Behavior, Diet & Habits: The adult beetles are strong fliers. They are very active in subdued light. They fly readily in late afternoon and on cloudy days. Cigarette beetles “play dead” for a few seconds when they are disturbed.
Reproduction: The female beetle lays her eggs in or on the food material. These beetles infest a wide variety of products, including pet food, cereal, spices and pasta. They have also infested books, dried flowers, leather, silk, old rodent bait and even museum specimens. In home, spices and pet food are very common for cigarette beetles. The larvae eat and grow. They spin a cocoon when it is time to change into adults. The entire lifecycle, from egg to reproducing adult takes 30 to 90 days. Development slows in cooler temperatures and stops below 65 degrees F.
Signs of cigarette Beetle Infestation: The most visible sign of cigarette beetles are the adults, holes in packaging and debris coming out of packages. Adults are active fliers and are observed as small brown beetles. As they exit from infested materials, they often chew their way free, which leaves holes in the packaging. As they larvae continue to feed, particles of debris come from the packaging.
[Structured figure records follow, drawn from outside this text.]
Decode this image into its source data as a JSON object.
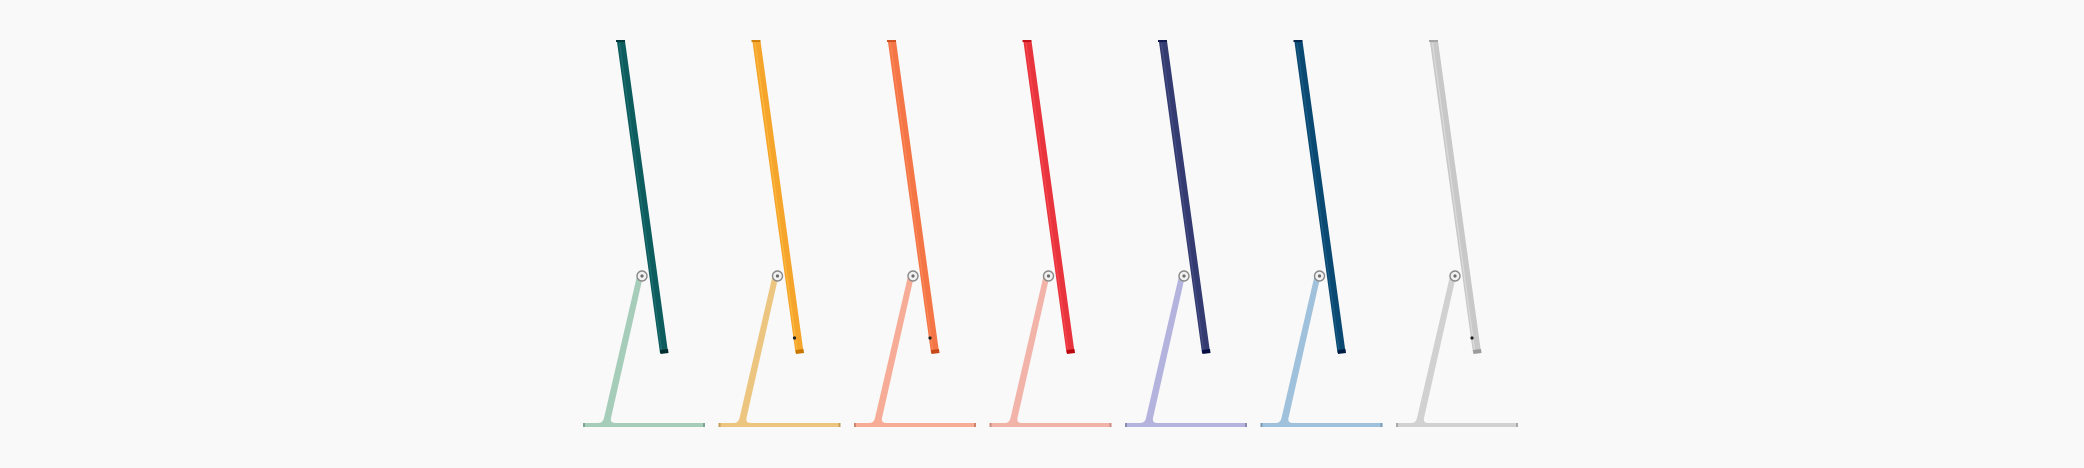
{
  "product_lineup": {
    "models": [
      {
        "name": "green",
        "display_color": "#0d5c5e",
        "stand_color": "#a6cdb9"
      },
      {
        "name": "yellow",
        "display_color": "#f5a52c",
        "stand_color": "#ecc681"
      },
      {
        "name": "orange",
        "display_color": "#f47546",
        "stand_color": "#f6ac96"
      },
      {
        "name": "pink",
        "display_color": "#e8343d",
        "stand_color": "#f2b4a9"
      },
      {
        "name": "purple",
        "display_color": "#333b70",
        "stand_color": "#b3b3de"
      },
      {
        "name": "blue",
        "display_color": "#0a4a72",
        "stand_color": "#a0c1db"
      },
      {
        "name": "silver",
        "display_color": "#c8c8c8",
        "stand_color": "#d1d1d1"
      }
    ]
  }
}
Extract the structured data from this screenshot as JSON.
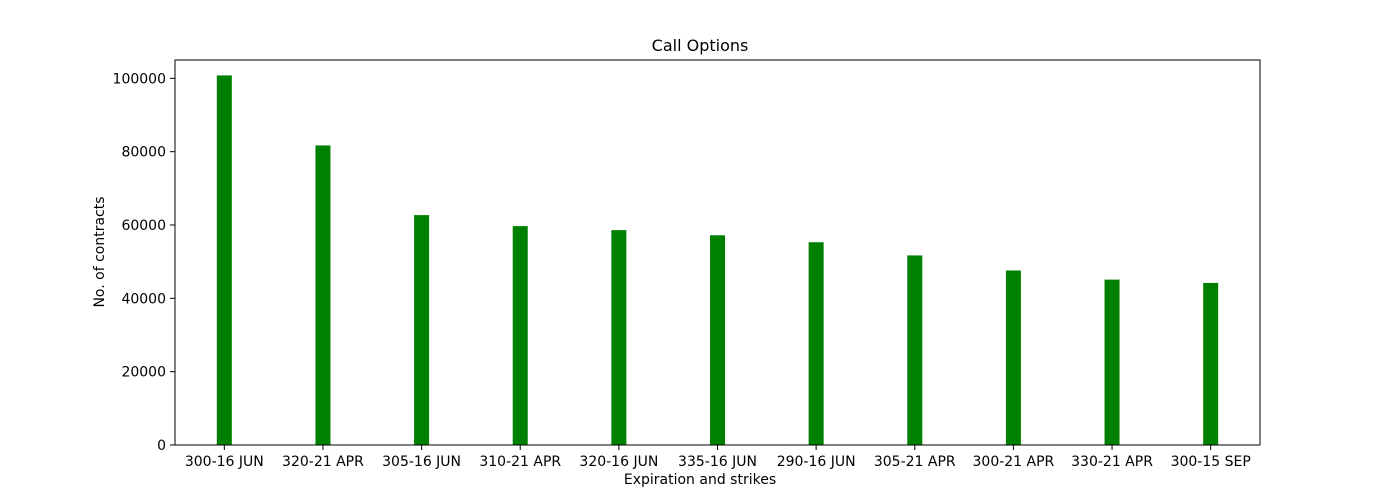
{
  "chart_data": {
    "type": "bar",
    "title": "Call Options",
    "xlabel": "Expiration and strikes",
    "ylabel": "No. of contracts",
    "categories": [
      "300-16 JUN",
      "320-21 APR",
      "305-16 JUN",
      "310-21 APR",
      "320-16 JUN",
      "335-16 JUN",
      "290-16 JUN",
      "305-21 APR",
      "300-21 APR",
      "330-21 APR",
      "300-15 SEP"
    ],
    "values": [
      100800,
      81700,
      62700,
      59700,
      58600,
      57200,
      55300,
      51700,
      47600,
      45100,
      44200
    ],
    "ylim": [
      0,
      105000
    ],
    "yticks": [
      0,
      20000,
      40000,
      60000,
      80000,
      100000
    ],
    "bar_color": "#008000",
    "grid": false
  }
}
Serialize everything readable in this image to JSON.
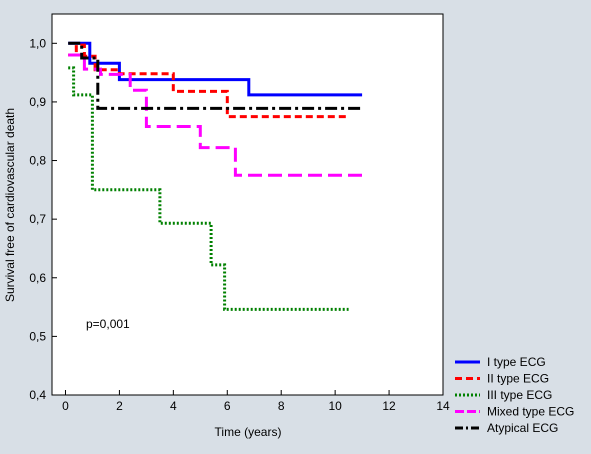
{
  "chart_data": {
    "type": "line",
    "xlabel": "Time (years)",
    "ylabel": "Survival free of cardiovascular death",
    "xlim": [
      -0.5,
      14
    ],
    "ylim": [
      0.4,
      1.05
    ],
    "xticks": [
      0,
      2,
      4,
      6,
      8,
      10,
      12,
      14
    ],
    "yticks": [
      0.4,
      0.5,
      0.6,
      0.7,
      0.8,
      0.9,
      1.0
    ],
    "xtick_labels": [
      "0",
      "2",
      "4",
      "6",
      "8",
      "10",
      "12",
      "14"
    ],
    "ytick_labels": [
      "0,4",
      "0,5",
      "0,6",
      "0,7",
      "0,8",
      "0,9",
      "1,0"
    ],
    "grid": false,
    "legend_position": "bottom-right",
    "annotation": "p=0,001",
    "series": [
      {
        "name": "I type ECG",
        "color": "#0000ff",
        "dash": "solid",
        "x": [
          0.1,
          0.9,
          0.9,
          2.0,
          2.0,
          6.8,
          6.8,
          11.0
        ],
        "y": [
          1.0,
          1.0,
          0.966,
          0.966,
          0.938,
          0.938,
          0.912,
          0.912
        ]
      },
      {
        "name": "II type ECG",
        "color": "#ff0000",
        "dash": "dashed",
        "x": [
          0.1,
          0.4,
          0.4,
          0.7,
          0.7,
          1.1,
          1.1,
          2.0,
          2.0,
          4.0,
          4.0,
          6.0,
          6.0,
          10.5
        ],
        "y": [
          0.98,
          0.98,
          0.997,
          0.997,
          0.978,
          0.978,
          0.955,
          0.955,
          0.948,
          0.948,
          0.918,
          0.918,
          0.875,
          0.875
        ]
      },
      {
        "name": "III type ECG",
        "color": "#008000",
        "dash": "dotted",
        "x": [
          0.1,
          0.3,
          0.3,
          1.0,
          1.0,
          3.5,
          3.5,
          5.4,
          5.4,
          5.9,
          5.9,
          10.5
        ],
        "y": [
          0.958,
          0.958,
          0.912,
          0.912,
          0.75,
          0.75,
          0.693,
          0.693,
          0.622,
          0.622,
          0.546,
          0.546
        ]
      },
      {
        "name": "Mixed type ECG",
        "color": "#ff00ff",
        "dash": "long-dash",
        "x": [
          0.1,
          0.7,
          0.7,
          1.3,
          1.3,
          2.4,
          2.4,
          3.0,
          3.0,
          5.0,
          5.0,
          6.3,
          6.3,
          11.0
        ],
        "y": [
          0.98,
          0.98,
          0.956,
          0.956,
          0.947,
          0.947,
          0.92,
          0.92,
          0.858,
          0.858,
          0.822,
          0.822,
          0.775,
          0.775
        ]
      },
      {
        "name": "Atypical ECG",
        "color": "#000000",
        "dash": "dash-dot",
        "x": [
          0.1,
          0.6,
          0.6,
          1.2,
          1.2,
          11.0
        ],
        "y": [
          1.0,
          1.0,
          0.975,
          0.975,
          0.889,
          0.889
        ]
      }
    ]
  }
}
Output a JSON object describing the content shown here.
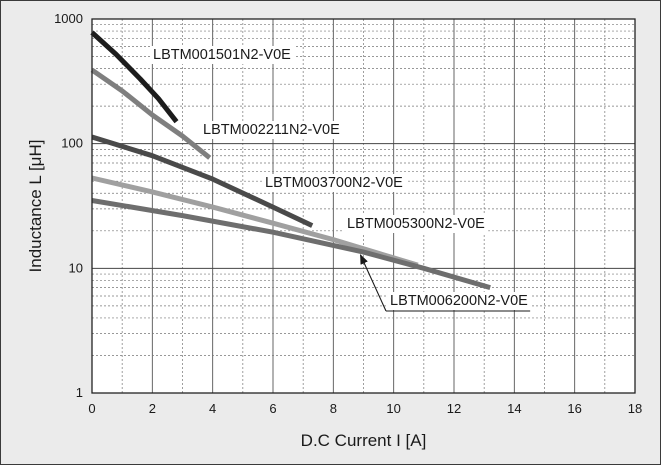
{
  "chart_data": {
    "type": "line",
    "title": "",
    "xlabel": "D.C Current I [A]",
    "ylabel": "Inductance L  [μH]",
    "xlim": [
      0,
      18
    ],
    "ylim": [
      1,
      1000
    ],
    "yscale": "log",
    "grid": true,
    "x_ticks": [
      "0",
      "2",
      "4",
      "6",
      "8",
      "10",
      "12",
      "14",
      "16",
      "18"
    ],
    "y_ticks": [
      {
        "value": 1,
        "label": "1"
      },
      {
        "value": 10,
        "label": "10"
      },
      {
        "value": 100,
        "label": "100"
      },
      {
        "value": 1000,
        "label": "1000"
      }
    ],
    "series": [
      {
        "name": "LBTM001501N2-V0E",
        "color": "#1c1c1c",
        "x": [
          0,
          0.8,
          1.6,
          2.2,
          2.8
        ],
        "y": [
          780,
          520,
          330,
          230,
          150
        ]
      },
      {
        "name": "LBTM002211N2-V0E",
        "color": "#7f7f7f",
        "x": [
          0,
          1,
          2,
          3,
          3.9
        ],
        "y": [
          390,
          265,
          170,
          115,
          77
        ]
      },
      {
        "name": "LBTM003700N2-V0E",
        "color": "#4a4a4a",
        "x": [
          0,
          2,
          4,
          6,
          7.3
        ],
        "y": [
          113,
          80,
          52,
          31,
          22
        ]
      },
      {
        "name": "LBTM005300N2-V0E",
        "color": "#a0a0a0",
        "x": [
          0,
          2,
          4,
          6,
          8,
          10.8
        ],
        "y": [
          53,
          41,
          31,
          23,
          17,
          10.6
        ]
      },
      {
        "name": "LBTM006200N2-V0E",
        "color": "#6e6e6e",
        "x": [
          0,
          3,
          6,
          9,
          11,
          13.2
        ],
        "y": [
          35,
          26.5,
          19.5,
          13.5,
          10,
          7
        ]
      }
    ],
    "annotations": [
      {
        "text": "LBTM001501N2-V0E",
        "series": "LBTM001501N2-V0E"
      },
      {
        "text": "LBTM002211N2-V0E",
        "series": "LBTM002211N2-V0E"
      },
      {
        "text": "LBTM003700N2-V0E",
        "series": "LBTM003700N2-V0E"
      },
      {
        "text": "LBTM005300N2-V0E",
        "series": "LBTM005300N2-V0E"
      },
      {
        "text": "LBTM006200N2-V0E",
        "series": "LBTM006200N2-V0E",
        "arrow": true,
        "arrow_target": {
          "x": 8.9,
          "y": 12.8
        }
      }
    ]
  }
}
More information: Controlling cigarette beetles in homes begins with a thorough inspection. Since these beetles can feed on such a variety of products, it is important to find all infested items. Discard any food that is infested. Since these beetles can infest so many types of products, inspect thoroughly. There may be several infested products. Use a vacuum to clean the shelves of all pantries and cabinets where food is stored. Vacuuming will remove food residue. Store new food products in sealed glass or plastic containers.